9 Aralık 2009 Çarşamba
EKRANDAN YANSIYANLAR
EKRANDAN GÜNÜME
Gün soğuk, gün kara; kara ki geceden beter. Soğuk ki, ilikleri titretircesine… Adı üstünde karakış, ama yayılmış dört mevsimin üstüne.
Televizyon ekranlarından genç ölümler düşüyor günüme önce, dizi dizi, yanyana; sonra anaların ağırtlara karışmış gözyaşları… Sonra silahlar boy boy; aynı fabrikadan, aynı elden çıkıp farklı ellere verilmiş ölüm makineleri. Aynı ellerin çektiği iplerle imzalanan ölüm fermanları; hiç sorgulanmayan, her ölümle kabaran banka hesapları…
Bir işsiz kendi ölüm emrini veriyor sonra; ekranda yırtık çoraplı ayaklar görücüye çıkıyor, yalnızca birkaç saniye… Bir koca, karısına kurşun yağdırıyor bir otobüs koltuğunda; küçücük çocuğun gözleri donmuş, annesinin göğsündeki o kızıllıkta.
Dışardan, isli kömür dumanları sızıyor odama, sadaka kokulu; ekrandan isli demeçler… Bir haftalık erzak çuvalına değişilmiş insan iradesi zedeliyor onurumu. Daha bir kararıyor kış, daha bir azıtıyor poyraz kışı.
Gülümsemesi donan güneş; unutulduğu yerde öğreniyor üşümeyi. Bulutlar ağlamayı iş edinmiş, savuruyor donmuş damlaları.

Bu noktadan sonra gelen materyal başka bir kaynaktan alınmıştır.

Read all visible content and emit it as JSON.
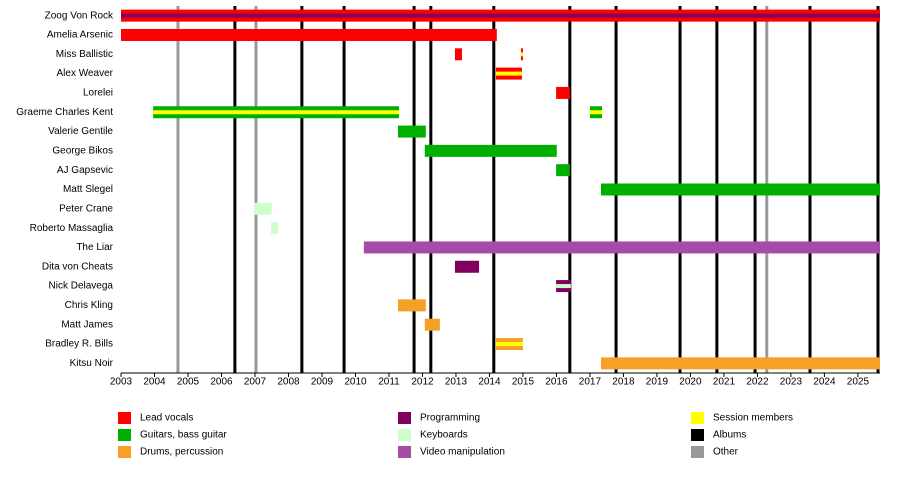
{
  "chart_data": {
    "type": "timeline",
    "xlim": [
      2003,
      2025.66
    ],
    "xticks": [
      2003,
      2004,
      2005,
      2006,
      2007,
      2008,
      2009,
      2010,
      2011,
      2012,
      2013,
      2014,
      2015,
      2016,
      2017,
      2018,
      2019,
      2020,
      2021,
      2022,
      2023,
      2024,
      2025
    ],
    "legend": [
      {
        "name": "Lead vocals",
        "color": "#ff0000"
      },
      {
        "name": "Guitars, bass guitar",
        "color": "#00b000"
      },
      {
        "name": "Drums, percussion",
        "color": "#f7a028"
      },
      {
        "name": "Programming",
        "color": "#800060"
      },
      {
        "name": "Keyboards",
        "color": "#ccffcc"
      },
      {
        "name": "Video manipulation",
        "color": "#a64ca6"
      },
      {
        "name": "Session members",
        "color": "#ffff00"
      },
      {
        "name": "Albums",
        "color": "#000000"
      },
      {
        "name": "Other",
        "color": "#999999"
      }
    ],
    "lines": [
      {
        "legend": 7,
        "years": [
          2006.4,
          2008.4,
          2009.66,
          2011.75,
          2012.25,
          2014.13,
          2016.4,
          2017.78,
          2019.69,
          2020.79,
          2021.93,
          2023.57,
          2025.6
        ]
      },
      {
        "legend": 8,
        "years": [
          2004.7,
          2007.03,
          2022.28
        ]
      }
    ],
    "members": [
      {
        "name": "Zoog Von Rock",
        "bars": [
          {
            "role": 0,
            "stripe": 3,
            "start": 2003,
            "end": 2025.66
          }
        ]
      },
      {
        "name": "Amelia Arsenic",
        "bars": [
          {
            "role": 0,
            "start": 2003,
            "end": 2014.22
          }
        ]
      },
      {
        "name": "Miss Ballistic",
        "bars": [
          {
            "role": 0,
            "start": 2012.97,
            "end": 2013.18
          },
          {
            "role": 0,
            "stripe": 6,
            "start": 2014.94,
            "end": 2015.0
          }
        ]
      },
      {
        "name": "Alex Weaver",
        "bars": [
          {
            "role": 0,
            "stripe": 6,
            "start": 2014.19,
            "end": 2014.97
          }
        ]
      },
      {
        "name": "Lorelei",
        "bars": [
          {
            "role": 0,
            "start": 2015.99,
            "end": 2016.4
          }
        ]
      },
      {
        "name": "Graeme Charles Kent",
        "bars": [
          {
            "role": 1,
            "stripe": 6,
            "start": 2003.96,
            "end": 2011.3
          },
          {
            "role": 1,
            "stripe": 6,
            "start": 2017.0,
            "end": 2017.36
          }
        ]
      },
      {
        "name": "Valerie Gentile",
        "bars": [
          {
            "role": 1,
            "start": 2011.27,
            "end": 2012.1
          }
        ]
      },
      {
        "name": "George Bikos",
        "bars": [
          {
            "role": 1,
            "start": 2012.07,
            "end": 2016.01
          }
        ]
      },
      {
        "name": "AJ Gapsevic",
        "bars": [
          {
            "role": 1,
            "start": 2015.99,
            "end": 2016.4
          }
        ]
      },
      {
        "name": "Matt Slegel",
        "bars": [
          {
            "role": 1,
            "start": 2017.33,
            "end": 2025.66
          }
        ]
      },
      {
        "name": "Peter Crane",
        "bars": [
          {
            "role": 4,
            "start": 2006.97,
            "end": 2007.5
          }
        ]
      },
      {
        "name": "Roberto Massaglia",
        "bars": [
          {
            "role": 4,
            "start": 2007.48,
            "end": 2007.69
          }
        ]
      },
      {
        "name": "The Liar",
        "bars": [
          {
            "role": 5,
            "start": 2010.25,
            "end": 2025.66
          }
        ]
      },
      {
        "name": "Dita von Cheats",
        "bars": [
          {
            "role": 3,
            "start": 2012.97,
            "end": 2013.69
          }
        ]
      },
      {
        "name": "Nick Delavega",
        "bars": [
          {
            "role": 3,
            "stripe": 4,
            "start": 2015.99,
            "end": 2016.43
          }
        ]
      },
      {
        "name": "Chris Kling",
        "bars": [
          {
            "role": 2,
            "start": 2011.27,
            "end": 2012.1
          }
        ]
      },
      {
        "name": "Matt James",
        "bars": [
          {
            "role": 2,
            "start": 2012.07,
            "end": 2012.52
          }
        ]
      },
      {
        "name": "Bradley R. Bills",
        "bars": [
          {
            "role": 2,
            "stripe": 6,
            "start": 2014.19,
            "end": 2015.0
          }
        ]
      },
      {
        "name": "Kitsu Noir",
        "bars": [
          {
            "role": 2,
            "start": 2017.33,
            "end": 2025.66
          }
        ]
      }
    ]
  }
}
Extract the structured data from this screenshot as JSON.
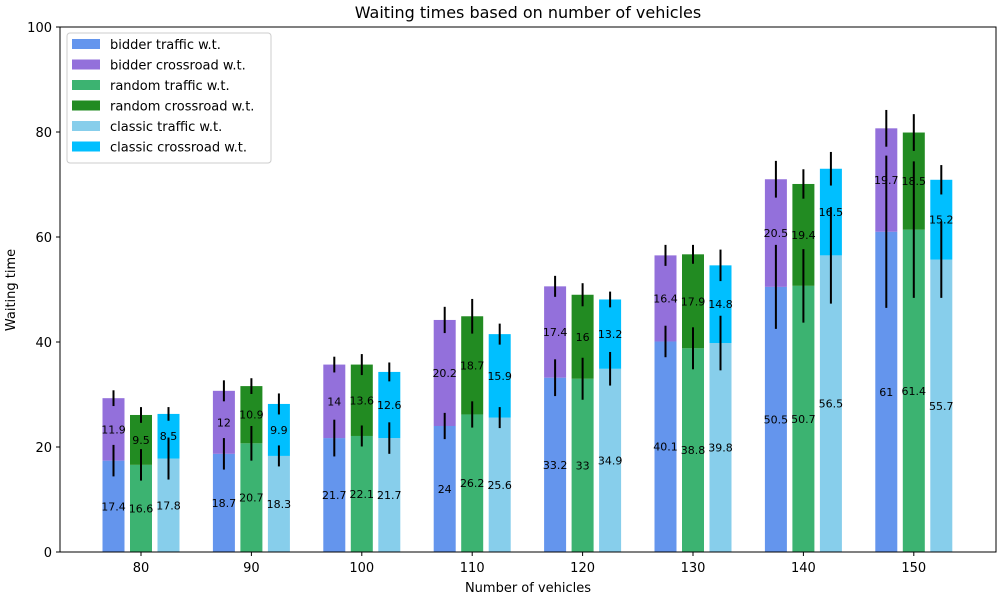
{
  "chart_data": {
    "type": "bar",
    "title": "Waiting times based on number of vehicles",
    "xlabel": "Number of vehicles",
    "ylabel": "Waiting time",
    "categories": [
      "80",
      "90",
      "100",
      "110",
      "120",
      "130",
      "140",
      "150"
    ],
    "ylim": [
      0,
      100
    ],
    "yticks": [
      0,
      20,
      40,
      60,
      80,
      100
    ],
    "grid": false,
    "legend_position": "top-left",
    "groups": [
      {
        "name": "bidder",
        "traffic": {
          "name": "bidder traffic w.t.",
          "color": "#6495ED",
          "values": [
            17.4,
            18.7,
            21.7,
            24,
            33.2,
            40.1,
            50.5,
            61
          ],
          "labels": [
            "17.4",
            "18.7",
            "21.7",
            "24",
            "33.2",
            "40.1",
            "50.5",
            "61"
          ],
          "errors": [
            3.0,
            3.0,
            3.5,
            2.5,
            3.5,
            3.0,
            8.0,
            14.5
          ]
        },
        "crossroad": {
          "name": "bidder crossroad w.t.",
          "color": "#9370DB",
          "values": [
            11.9,
            12,
            14,
            20.2,
            17.4,
            16.4,
            20.5,
            19.7
          ],
          "labels": [
            "11.9",
            "12",
            "14",
            "20.2",
            "17.4",
            "16.4",
            "20.5",
            "19.7"
          ],
          "errors": [
            1.5,
            2.0,
            1.5,
            2.5,
            2.0,
            2.0,
            3.5,
            3.5
          ]
        }
      },
      {
        "name": "random",
        "traffic": {
          "name": "random traffic w.t.",
          "color": "#3CB371",
          "values": [
            16.6,
            20.7,
            22.1,
            26.2,
            33,
            38.8,
            50.7,
            61.4
          ],
          "labels": [
            "16.6",
            "20.7",
            "22.1",
            "26.2",
            "33",
            "38.8",
            "50.7",
            "61.4"
          ],
          "errors": [
            3.0,
            3.3,
            2.0,
            2.5,
            4.0,
            4.0,
            7.0,
            13.0
          ]
        },
        "crossroad": {
          "name": "random crossroad w.t.",
          "color": "#228B22",
          "values": [
            9.5,
            10.9,
            13.6,
            18.7,
            16,
            17.9,
            19.4,
            18.5
          ],
          "labels": [
            "9.5",
            "10.9",
            "13.6",
            "18.7",
            "16",
            "17.9",
            "19.4",
            "18.5"
          ],
          "errors": [
            1.5,
            1.5,
            2.0,
            3.3,
            2.2,
            1.8,
            2.8,
            3.5
          ]
        }
      },
      {
        "name": "classic",
        "traffic": {
          "name": "classic traffic w.t.",
          "color": "#87CEEB",
          "values": [
            17.8,
            18.3,
            21.7,
            25.6,
            34.9,
            39.8,
            56.5,
            55.7
          ],
          "labels": [
            "17.8",
            "18.3",
            "21.7",
            "25.6",
            "34.9",
            "39.8",
            "56.5",
            "55.7"
          ],
          "errors": [
            4.0,
            2.0,
            3.0,
            2.0,
            3.2,
            5.2,
            9.2,
            7.3
          ]
        },
        "crossroad": {
          "name": "classic crossroad w.t.",
          "color": "#00BFFF",
          "values": [
            8.5,
            9.9,
            12.6,
            15.9,
            13.2,
            14.8,
            16.5,
            15.2
          ],
          "labels": [
            "8.5",
            "9.9",
            "12.6",
            "15.9",
            "13.2",
            "14.8",
            "16.5",
            "15.2"
          ],
          "errors": [
            1.3,
            2.0,
            1.8,
            2.0,
            1.5,
            3.0,
            3.2,
            2.8
          ]
        }
      }
    ]
  }
}
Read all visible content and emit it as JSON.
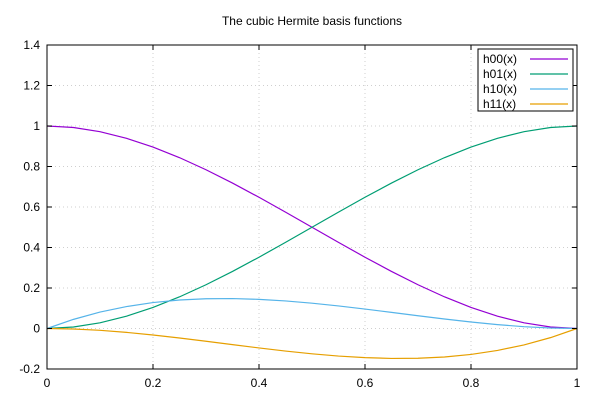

Diziler aşkı anlatıyor durmadan; aldatışlar özel ayrıntı. Gözlerim yorgun, yüreğim yorgun; agır aksak umudun adımları.
Küçücük bir kız saçlarını bohçalıyor özenle; yeniden kafes arkası kadınların yeri.
Kirlenmenin güzelliğini anlatıyor reklamlar. Kadınların dört duvar köleliği görsel ayrıntı…
Deterjanlar temizlik yarışında. Haydi, yıkayın, akıtın tüm kirleri! Dünya, o zaman yaşanır olur belki.
Ekranım kararıyor. Gece yarısı olmuş; belli. Sabaha kaç var ki?